何事も遷(うつ)り変わりしておる定めなき世の中に徒に(いたずらに)明かし暮らして、無常転変の世・露のごとき命とも知らず安住の思いをなすのは、我らの迷える顛倒した考えであります。
たれもまた かくやなるみの 夕日潟 今日をも知らぬ わが命かな(古歌)
一面には罪に汚れし身を生死の大海に漂没せしめておる、あわれはかなき自己であるとさとりつつ、また一面には如来大悲の願船に乗じて、光明の広海に浮かんだ身であれば、佛の御国より吹き来る風は静かに、寄せ来る禍の波は金銀の珠玉(たま)とくだけ、常夜なりし迷いの闇もくまなく晴れて、命終われば速やかに無量光明土に到りて、法性常楽のさとりを開き得ると信じさせていただくのが、我らの信仰であります。
不定(ふじょう)の人界に生をうけながらも光明の広海に浮かぶ身となって、今日までわが身ありがおの体をよそおいながらも儚き露命をつながせていただいたればこそ、垢障(くしょう)の凡身を以て如来の御用を勤めしめたまえること、ありがたくも尊きことであります。
中国に傅(ふ)大士という大徳がおられましたが、この方は生きながら兜率天に生をうけておると観ぜられた聖者であると伝えられていますが、我らは勿体なくも佛様の正覚の蓮華に坐し、お浄土の聖き人たちのうちに入れられています。

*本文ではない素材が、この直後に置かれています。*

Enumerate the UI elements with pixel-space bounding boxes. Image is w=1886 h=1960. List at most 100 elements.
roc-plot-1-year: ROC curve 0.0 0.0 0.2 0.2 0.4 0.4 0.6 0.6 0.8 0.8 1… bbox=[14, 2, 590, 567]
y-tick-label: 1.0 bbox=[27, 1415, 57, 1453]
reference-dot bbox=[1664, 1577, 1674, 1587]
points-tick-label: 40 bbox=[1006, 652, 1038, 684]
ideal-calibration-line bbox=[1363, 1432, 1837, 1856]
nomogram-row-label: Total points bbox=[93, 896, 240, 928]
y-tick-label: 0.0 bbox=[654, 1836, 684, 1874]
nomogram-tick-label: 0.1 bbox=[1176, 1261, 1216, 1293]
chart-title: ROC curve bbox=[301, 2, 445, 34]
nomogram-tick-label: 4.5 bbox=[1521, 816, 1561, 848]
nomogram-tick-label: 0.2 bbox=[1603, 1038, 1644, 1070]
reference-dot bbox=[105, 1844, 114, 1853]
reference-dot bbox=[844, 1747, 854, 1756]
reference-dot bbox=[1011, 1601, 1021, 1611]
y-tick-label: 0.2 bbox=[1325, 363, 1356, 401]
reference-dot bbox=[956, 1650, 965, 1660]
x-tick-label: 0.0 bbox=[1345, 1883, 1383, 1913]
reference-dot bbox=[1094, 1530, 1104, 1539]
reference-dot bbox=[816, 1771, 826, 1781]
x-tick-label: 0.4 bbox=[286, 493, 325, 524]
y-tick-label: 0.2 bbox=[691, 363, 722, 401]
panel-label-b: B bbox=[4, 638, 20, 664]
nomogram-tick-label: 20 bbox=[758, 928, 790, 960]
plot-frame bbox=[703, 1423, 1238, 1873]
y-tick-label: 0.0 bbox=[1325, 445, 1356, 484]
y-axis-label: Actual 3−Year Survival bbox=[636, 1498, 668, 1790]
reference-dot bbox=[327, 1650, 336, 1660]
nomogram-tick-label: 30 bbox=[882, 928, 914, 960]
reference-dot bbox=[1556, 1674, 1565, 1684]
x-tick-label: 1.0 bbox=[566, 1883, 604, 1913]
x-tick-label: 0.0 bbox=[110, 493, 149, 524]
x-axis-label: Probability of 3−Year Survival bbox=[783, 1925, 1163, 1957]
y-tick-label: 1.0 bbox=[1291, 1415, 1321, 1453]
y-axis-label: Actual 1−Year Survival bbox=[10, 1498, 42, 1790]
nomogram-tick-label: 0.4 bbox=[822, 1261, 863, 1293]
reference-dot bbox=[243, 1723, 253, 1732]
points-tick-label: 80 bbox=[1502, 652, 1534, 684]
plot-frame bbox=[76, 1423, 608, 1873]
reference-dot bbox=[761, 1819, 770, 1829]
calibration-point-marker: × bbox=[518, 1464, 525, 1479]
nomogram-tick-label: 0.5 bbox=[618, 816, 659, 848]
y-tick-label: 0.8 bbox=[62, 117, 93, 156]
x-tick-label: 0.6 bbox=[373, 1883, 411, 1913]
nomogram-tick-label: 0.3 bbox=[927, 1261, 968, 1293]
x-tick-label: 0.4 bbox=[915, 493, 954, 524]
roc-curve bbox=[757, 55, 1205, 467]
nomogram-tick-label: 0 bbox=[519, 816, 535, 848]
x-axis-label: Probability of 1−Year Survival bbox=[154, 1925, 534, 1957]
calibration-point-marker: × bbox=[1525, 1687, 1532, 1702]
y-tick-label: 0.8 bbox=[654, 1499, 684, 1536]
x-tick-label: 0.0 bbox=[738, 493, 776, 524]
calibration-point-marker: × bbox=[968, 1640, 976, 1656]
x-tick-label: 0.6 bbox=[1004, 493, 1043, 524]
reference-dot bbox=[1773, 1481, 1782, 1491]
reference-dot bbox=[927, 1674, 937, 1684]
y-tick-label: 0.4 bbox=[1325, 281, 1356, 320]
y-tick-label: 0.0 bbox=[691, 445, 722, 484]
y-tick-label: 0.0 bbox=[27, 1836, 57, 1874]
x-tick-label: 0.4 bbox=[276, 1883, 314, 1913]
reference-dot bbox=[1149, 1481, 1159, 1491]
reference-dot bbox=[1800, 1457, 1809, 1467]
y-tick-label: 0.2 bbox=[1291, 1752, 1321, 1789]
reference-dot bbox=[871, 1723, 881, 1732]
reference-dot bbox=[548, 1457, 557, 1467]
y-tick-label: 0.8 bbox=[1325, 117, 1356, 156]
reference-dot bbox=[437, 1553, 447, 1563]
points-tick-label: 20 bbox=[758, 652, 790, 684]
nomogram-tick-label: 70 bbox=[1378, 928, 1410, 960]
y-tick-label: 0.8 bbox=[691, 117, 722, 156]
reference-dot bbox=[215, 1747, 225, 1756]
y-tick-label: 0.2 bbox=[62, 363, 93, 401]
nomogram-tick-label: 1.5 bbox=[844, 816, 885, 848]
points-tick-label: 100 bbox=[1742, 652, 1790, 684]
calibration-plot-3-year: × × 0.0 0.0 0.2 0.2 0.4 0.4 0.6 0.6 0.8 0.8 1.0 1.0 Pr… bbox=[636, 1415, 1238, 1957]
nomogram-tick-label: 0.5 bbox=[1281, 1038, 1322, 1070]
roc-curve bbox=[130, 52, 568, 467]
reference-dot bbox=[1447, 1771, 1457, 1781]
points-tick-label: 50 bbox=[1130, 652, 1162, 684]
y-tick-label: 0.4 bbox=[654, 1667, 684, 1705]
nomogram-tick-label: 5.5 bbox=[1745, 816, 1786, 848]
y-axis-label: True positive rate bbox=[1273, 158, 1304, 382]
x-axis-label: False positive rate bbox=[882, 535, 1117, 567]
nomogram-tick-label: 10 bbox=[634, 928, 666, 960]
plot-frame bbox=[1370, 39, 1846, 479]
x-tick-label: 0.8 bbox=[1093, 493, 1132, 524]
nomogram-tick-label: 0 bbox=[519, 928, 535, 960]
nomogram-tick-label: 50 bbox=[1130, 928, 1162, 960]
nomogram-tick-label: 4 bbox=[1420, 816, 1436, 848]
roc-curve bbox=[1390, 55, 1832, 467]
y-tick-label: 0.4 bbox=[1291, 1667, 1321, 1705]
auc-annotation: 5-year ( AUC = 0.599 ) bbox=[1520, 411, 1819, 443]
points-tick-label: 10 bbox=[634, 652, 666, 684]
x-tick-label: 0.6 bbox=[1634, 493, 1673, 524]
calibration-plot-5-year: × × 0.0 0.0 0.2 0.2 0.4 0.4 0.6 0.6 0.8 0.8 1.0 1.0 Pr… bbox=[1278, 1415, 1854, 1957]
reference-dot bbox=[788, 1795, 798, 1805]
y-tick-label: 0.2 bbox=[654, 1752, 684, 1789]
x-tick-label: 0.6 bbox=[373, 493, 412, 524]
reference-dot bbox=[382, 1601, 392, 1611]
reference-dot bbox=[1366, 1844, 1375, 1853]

すでに御佛の救いの御手に抱きとられている身であるという信念一たびおこれば、六道生死の業のきずなは断(き)れ果てているのであるから、生も死も何ら念頭にかかる雲もなく、朝な朝な御佛とともに起き、夕な夕な御佛とともに臥し、一如法界の真身が顕るる時を待つばかりの身であります。
稲垣瑞劔師「法雷」第83号(1983年11月発行)
2 件のコメント:
「かかる雲もなく、朝な朝な御佛とともに起き、夕な夕な御佛とともに臥し、」とあります。
如来さまが、つねにご一緒下さるのです。ここに気づくことが有り難く、疑いの雲は全く無くなるのです。
すでに正覚華に坐して、聖者と等しき心境にある、とはとうてい考えられることではありませんが、信心の徳として迷いの根はきれはてているのですね。もったいないことです。